There is strong evidence supporting the clinical efficacy and safety of berberine in the treatment of DM, especially as an adjunctive therapy. In the future, this may be used to guide targeted clinical use of berberine and the development of medications seeking to treat patients with T2DM and dyslipidemia.
黄连是一种草药,几千年来,它一直被广泛应用于许多传统方剂中,用于治疗糖尿病(DM)。黄连的主要活性成分小檗碱已被证明具有降血糖的潜力。为了确定小檗碱在糖尿病治疗方面的潜在优势,我们进行了这项系统评价和荟萃分析,以检查小檗碱治疗 2 型糖尿病患者的疗效和安全性。
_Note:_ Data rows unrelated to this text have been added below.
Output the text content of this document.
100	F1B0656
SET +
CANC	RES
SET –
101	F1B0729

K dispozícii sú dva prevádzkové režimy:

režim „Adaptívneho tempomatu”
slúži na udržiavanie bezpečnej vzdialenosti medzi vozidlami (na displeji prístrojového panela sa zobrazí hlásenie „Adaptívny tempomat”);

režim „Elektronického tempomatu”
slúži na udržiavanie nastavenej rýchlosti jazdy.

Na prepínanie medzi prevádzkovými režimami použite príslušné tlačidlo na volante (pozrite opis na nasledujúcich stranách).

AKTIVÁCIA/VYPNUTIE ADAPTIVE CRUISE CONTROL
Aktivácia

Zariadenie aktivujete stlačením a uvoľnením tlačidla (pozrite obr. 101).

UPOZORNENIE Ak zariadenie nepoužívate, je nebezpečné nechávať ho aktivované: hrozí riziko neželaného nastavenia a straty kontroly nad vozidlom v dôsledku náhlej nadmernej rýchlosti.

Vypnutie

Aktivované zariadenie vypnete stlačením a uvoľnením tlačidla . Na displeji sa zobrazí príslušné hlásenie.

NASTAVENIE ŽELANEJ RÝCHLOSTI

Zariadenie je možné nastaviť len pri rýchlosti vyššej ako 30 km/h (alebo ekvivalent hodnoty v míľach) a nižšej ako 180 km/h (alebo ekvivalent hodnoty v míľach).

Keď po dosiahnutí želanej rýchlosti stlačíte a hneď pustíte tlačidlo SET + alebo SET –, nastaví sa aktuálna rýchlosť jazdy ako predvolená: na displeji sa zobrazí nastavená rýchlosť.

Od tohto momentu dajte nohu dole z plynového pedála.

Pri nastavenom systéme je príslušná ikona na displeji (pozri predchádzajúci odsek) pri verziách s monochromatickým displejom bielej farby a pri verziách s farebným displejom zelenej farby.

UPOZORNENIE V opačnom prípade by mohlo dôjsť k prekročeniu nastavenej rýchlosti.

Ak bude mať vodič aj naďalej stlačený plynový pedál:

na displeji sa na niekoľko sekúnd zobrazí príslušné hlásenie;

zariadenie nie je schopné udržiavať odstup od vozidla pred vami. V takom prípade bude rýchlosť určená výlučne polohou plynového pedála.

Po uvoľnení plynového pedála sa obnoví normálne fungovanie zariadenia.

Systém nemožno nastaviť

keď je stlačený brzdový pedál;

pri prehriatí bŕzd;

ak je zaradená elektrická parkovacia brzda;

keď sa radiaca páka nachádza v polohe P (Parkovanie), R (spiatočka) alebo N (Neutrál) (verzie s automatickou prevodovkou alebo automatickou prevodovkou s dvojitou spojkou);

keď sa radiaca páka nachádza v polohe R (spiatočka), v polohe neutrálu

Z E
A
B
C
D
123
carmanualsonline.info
我们检索了包括 PubMed、Embase、Web of Science、Cochrane 图书馆、中国知网(CNKI)、中国生物医学数据库(SinoMed)、万方数据库和中国维普信息在内的 8 个数据库,以获取有关小檗碱治疗 DM 的临床数据的随机对照试验(RCT)。我们还考虑了出版物质量,以提高证据的可信度。血糖代谢是主要研究因素,包括糖化血红蛋白(HbA1c)、空腹血浆葡萄糖(FPG)和餐后 2 小时血糖(2hPG)。空腹胰岛素(FINS)、稳态模型评估-胰岛素抵抗(HOMA-IR)和体重指数(BMI)用于评估胰岛素抵抗。血脂谱也进行了评估,包括甘油三酯(TG)、总胆固醇(TC)、低密度脂蛋白(LDL)和高密度脂蛋白(HDL),以及 C 反应蛋白(CRP)、白细胞介素-6(IL-6)和肿瘤坏死因子-(TNF-)等炎症因子。血清肌酐(Scr)、血尿素氮(BUN)和不良事件用于评估小檗碱的安全性。
评估了 46 项试验。分析小檗碱单独或与标准糖尿病治疗联合应用与对照组相比,HbA1c(MD=-0.73;95%CI[-0.97,-0.51])、FPG(MD=-0.86,95%CI[-1.10,-0.62])和 2hPG(MD=-1.26,95%CI[-1.64,-0.89])显著降低。通过降低 FINS(MD=-2.05,95%CI[-2.62,-1.48])、HOMA-IR(MD=-0.71,95%CI[-1.03,-0.39])和 BMI(MD=-1.07,95%CI[-1.76,-0.37])来改善胰岛素抵抗。血脂代谢也通过降低 TG(MD=-0.5,95%CI[-0.61,-0.39])、TC(MD=0.64,95%CI[-0.78,-0.49])和 LDL(MD=0.86,95%CI[-1.06,-0.65])和升高 HDL(MD=0.17,95%CI[0.09,0.25])得到改善。此外,小檗碱还改善了炎症因子。
有强有力的证据支持小檗碱在治疗糖尿病方面的临床疗效和安全性,尤其是作为辅助治疗。未来,这可能有助于指导小檗碱的靶向临床应用和开发旨在治疗 2 型糖尿病和血脂异常患者的药物。